Au-delà de ce facteur somatique, un autre semble important pour la compréhension du fonctionnement psychique du sujet. En tant que femme au foyer, Martine est dans une situation conflictuelle avec son époux. Car celui-ci déserte de temps en temps le domicile familial. Cette infidélité entraîne chez Martine une perte de l’estime de soi. Cette perte est liée à un sentiment de rivalité portant sur les femmes que son époux fréquente. Ce qui va des conséquences psychologiques sur le sujet : amaigrissement, troubles de sommeil. Dans cette perspective, les conflits conjugaux peuvent être considérés comme un facteur responsable de l’expression de l’état dépressif de Martine. Ainsi, convient-il de se demander quelle origine de ce conflit chez le sujet ?
L’état dépressif se manifeste par une somatisation de Martine.
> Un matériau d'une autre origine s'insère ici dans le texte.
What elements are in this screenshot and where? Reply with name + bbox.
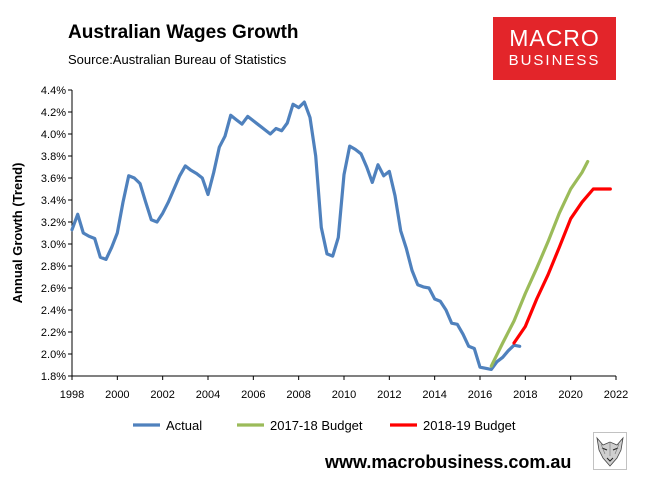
y-tick-label: 3.2% xyxy=(41,217,66,229)
x-tick-label: 2010 xyxy=(332,389,356,401)
chart-series xyxy=(70,100,612,371)
y-tick-label: 4.0% xyxy=(41,129,66,141)
legend-label-3: 2018-19 Budget xyxy=(423,418,516,433)
macro-business-logo: MACRO BUSINESS xyxy=(493,17,616,80)
x-tick-label: 2002 xyxy=(150,389,174,401)
x-tick-label: 2014 xyxy=(422,389,446,401)
y-tick-label: 3.4% xyxy=(41,195,66,207)
x-tick-label: 2022 xyxy=(604,389,628,401)
wolf-mascot-icon xyxy=(593,432,627,470)
x-tick-label: 2006 xyxy=(241,389,265,401)
chart-axes: 1.8% 2.0% 2.2% 2.4% 2.6% 2.8% 3.0% 3.2% 3.4% 3.6%… xyxy=(41,85,628,401)
logo-line1: MACRO xyxy=(509,25,600,51)
y-tick-label: 1.8% xyxy=(41,371,66,383)
y-tick-label: 2.2% xyxy=(41,327,66,339)
x-tick-label: 1998 xyxy=(60,389,84,401)
y-axis-label: Annual Growth (Trend) xyxy=(10,163,25,304)
legend-label-2: 2017-18 Budget xyxy=(270,418,363,433)
x-tick-label: 2012 xyxy=(377,389,401,401)
y-tick-label: 2.6% xyxy=(41,283,66,295)
x-tick-label: 2018 xyxy=(513,389,537,401)
website-url: www.macrobusiness.com.au xyxy=(325,452,572,472)
y-tick-label: 4.4% xyxy=(41,85,66,97)
x-tick-label: 2000 xyxy=(105,389,129,401)
x-tick-label: 2016 xyxy=(468,389,492,401)
series-line-1 xyxy=(70,100,522,371)
x-tick-label: 2008 xyxy=(286,389,310,401)
x-tick-label: 2020 xyxy=(558,389,582,401)
x-tick-label: 2004 xyxy=(196,389,220,401)
y-tick-label: 3.8% xyxy=(41,151,66,163)
series-line-2 xyxy=(489,159,590,368)
y-tick-label: 2.8% xyxy=(41,261,66,273)
y-tick-label: 2.0% xyxy=(41,349,66,361)
chart-legend: Actual 2017-18 Budget 2018-19 Budget xyxy=(133,418,516,433)
y-tick-label: 3.0% xyxy=(41,239,66,251)
logo-line2: BUSINESS xyxy=(508,52,601,69)
chart-title: Australian Wages Growth xyxy=(68,22,299,43)
series-line-3 xyxy=(512,187,612,345)
y-tick-label: 4.2% xyxy=(41,107,66,119)
y-tick-label: 2.4% xyxy=(41,305,66,317)
y-tick-label: 3.6% xyxy=(41,173,66,185)
legend-label-1: Actual xyxy=(166,418,202,433)
chart-subtitle: Source:Australian Bureau of Statistics xyxy=(68,52,287,67)
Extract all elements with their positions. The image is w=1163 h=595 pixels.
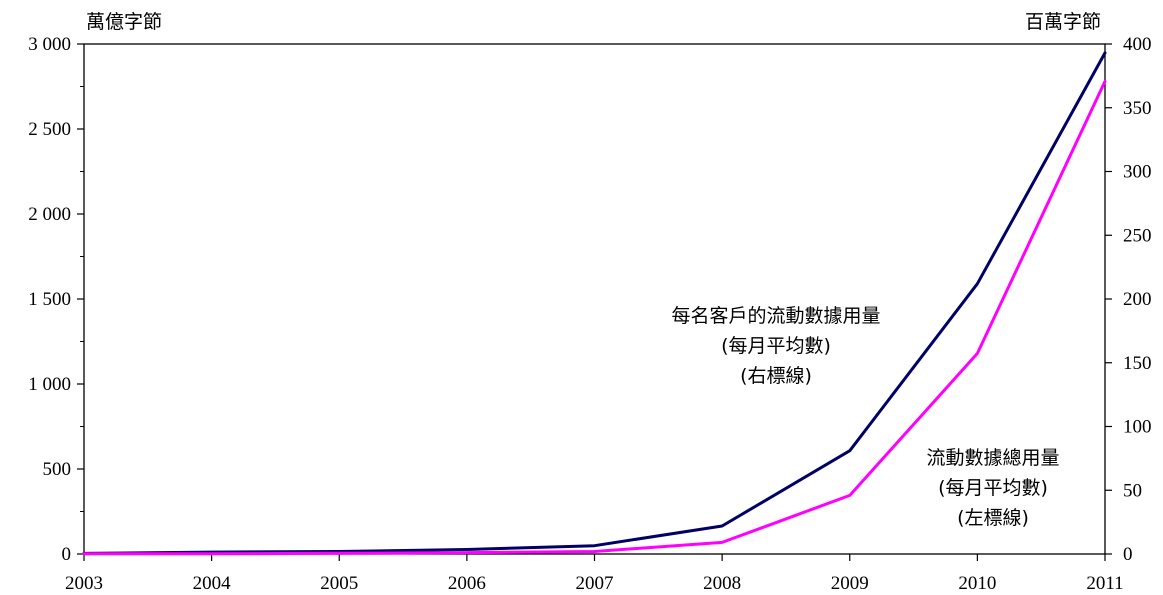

Les problèmes conjugaux vont être à l’origine d’une situation conflictuelle chez le sujet et à l’origine de son amaigrissement et des douleurs du ventre. Ceux-ci constituent pour Martine le langage par lequel elle peut exprimer sa souffrance. On peut alors parler de « dépression masquée ». Si l’amaigrissement est visible, en revanche, ce n’est pas le cas pour les douleurs du ventre. Car selon les examens médicaux qui ont été faits, il n’existerait aucune anomalie. Pour cela, on pourrait parler d’hypocondrie.
Selon J. Chemouni (2000, 3) 179 , les troubles psychosomatiques sont des « désordres somatiques qui ont en commun l’implication des facteurs psychiques dans la constitution, l’émergence, le maintien ou la thérapeutique des désordres somatiques ». F. Alexander (1952) 180 note que des troubles émotionnels prolongés peuvent être à l’origine des troubles somatiques. Seulement, ces troubles émotionnels doivent reposer sur une problématique conflictuelle. Chez ces personnes qui somatisent, il y a un fonctionnement psychique de type « opératoire » (P. Marty et M. de M’Uzan, 1962) 181 . Ce fonctionnement se caractérise par une pauvreté de l’activité fantasmatique. Et le soma constitue la voie d’expression la plus privilégiée. Dans le cas de Martine, on peut voir que son corps est le moyen le plus utilisée pour s’exprimer : elle maigrit et a mal au ventre. Une autre question est de savoir pourquoi le ventre est le seul lieu choisi par le sujet pour exprimer sa souffrance ?
Selon F. Alexander (1952), le choix de l’organe atteint dépendra du type de trouble émotionnel. Autrement dit, chaque trouble organique correspond à un trouble émotionnel spécifique.
Jacquy Chemouni, Psychosomatique de l’enfant et de l’adulte. Paris, Nathan, 2000, 165 p.
Franz Alexander (1952). La médecine psychosomatique. Paris, Payot, 1977.
Pierre Marty et Michel de M’Uzan (1962) La pensée opératoire.. Revue Française de Psychanalyse, 1963, 27, pp. 345-356.